Onu gördüğü ilk an gözlerinin önünden filim şeriti gibi gelip geçti. Kalbinin teklemesini, gözlerinin ışıltısını aşka yormak istememişti o sıralar. Kendisiyle olan çelişkilerini hatırladı. Ne kadar çok istese de kalbine söz geçirememişti. Onu sürekli izleyip durmasını hatırladı. Gözlerini güzel yüzden ayıramıyordu ki!

Ne kadar çok istemişti o gözlerin kendisine bir kez bile olsa değmesini. Tesadüfen, anlık, isteyerek bile olsa saniyeler bile sürse çok istemişti.

Şimdi ne olmuştu? Onunla kurduğu bütün saçma salak şeyler imkansızlığa bir kaç adım daha atmış gerçeklikten uzaklaşmıştı.

Gözünden akan yaşı sildi.

Fırat'ın da dediği gibi 'aşkını kalbine gömmesi' lazımdı.

Unutması lazımdı......Onu unutamayacağını bile bile 'evet' dedi.
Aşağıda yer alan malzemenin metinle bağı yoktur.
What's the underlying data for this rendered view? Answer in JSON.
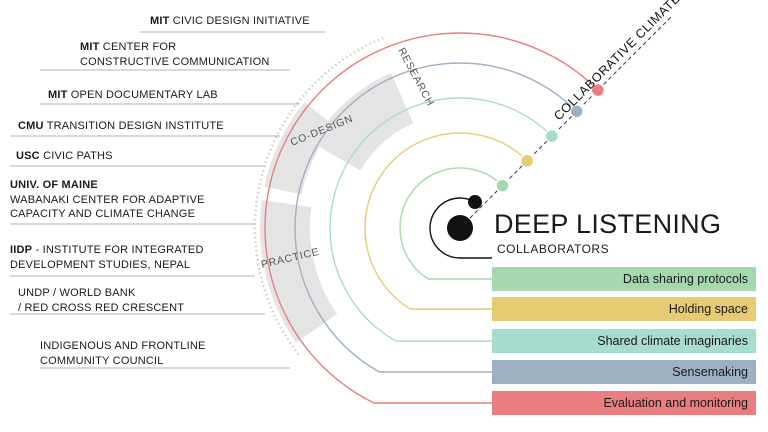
{
  "title": "DEEP LISTENING",
  "subtitle": "COLLABORATORS",
  "axis_label": "COLLABORATIVE CLIMATE ADAPTATION",
  "bands": [
    "RESEARCH",
    "CO-DESIGN",
    "PRACTICE"
  ],
  "collaborators": [
    {
      "bold": "MIT",
      "rest": " CIVIC DESIGN INITIATIVE"
    },
    {
      "bold": "MIT",
      "rest": " CENTER FOR",
      "line2": "CONSTRUCTIVE COMMUNICATION"
    },
    {
      "bold": "MIT",
      "rest": " OPEN DOCUMENTARY LAB"
    },
    {
      "bold": "CMU",
      "rest": " TRANSITION DESIGN INSTITUTE"
    },
    {
      "bold": "USC",
      "rest": " CIVIC PATHS"
    },
    {
      "bold": "UNIV. OF MAINE",
      "rest": "",
      "line2": "WABANAKI CENTER FOR ADAPTIVE",
      "line3": "CAPACITY AND CLIMATE CHANGE"
    },
    {
      "bold": "IIDP",
      "rest": " - INSTITUTE FOR INTEGRATED",
      "line2": "DEVELOPMENT STUDIES, NEPAL"
    },
    {
      "bold": "",
      "rest": "UNDP / WORLD BANK",
      "line2": "/ RED CROSS RED CRESCENT"
    },
    {
      "bold": "",
      "rest": "INDIGENOUS AND FRONTLINE",
      "line2": "COMMUNITY COUNCIL"
    }
  ],
  "practices": [
    {
      "label": "Data sharing protocols",
      "color": "#a6d8ae"
    },
    {
      "label": "Holding space",
      "color": "#e6cb72"
    },
    {
      "label": "Shared climate imaginaries",
      "color": "#a8dccf"
    },
    {
      "label": "Sensemaking",
      "color": "#9db0c4"
    },
    {
      "label": "Evaluation and monitoring",
      "color": "#ea7d80"
    }
  ],
  "colors": {
    "band": "#e4e4e4",
    "leader": "#9a9a9a",
    "dot_outline": "#ffffff"
  }
}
Unutmam lazım dedi.

Bazı aşklar imkansız kalmak zorundaydı..

Ama her imkansızın içinde bir imkan yok muydu? Yaralı kalpler bir olup yaraları saramazlar mıydı? Geçmiş unutulup, geleceğe bir adım atılamaz mıydı?....

..............

Bu bölümü yazarken ne düşündüm bilmiyorum. Yazdığım şeyler o kadar çok hoşuma gitti ki anlatamam

Bunlar nasıl sevgili olur bilemem ama galiba olmayacaklar. Agnst bitirme olasılığım yüksek bir ikili...ama cidden bende istemiyorum.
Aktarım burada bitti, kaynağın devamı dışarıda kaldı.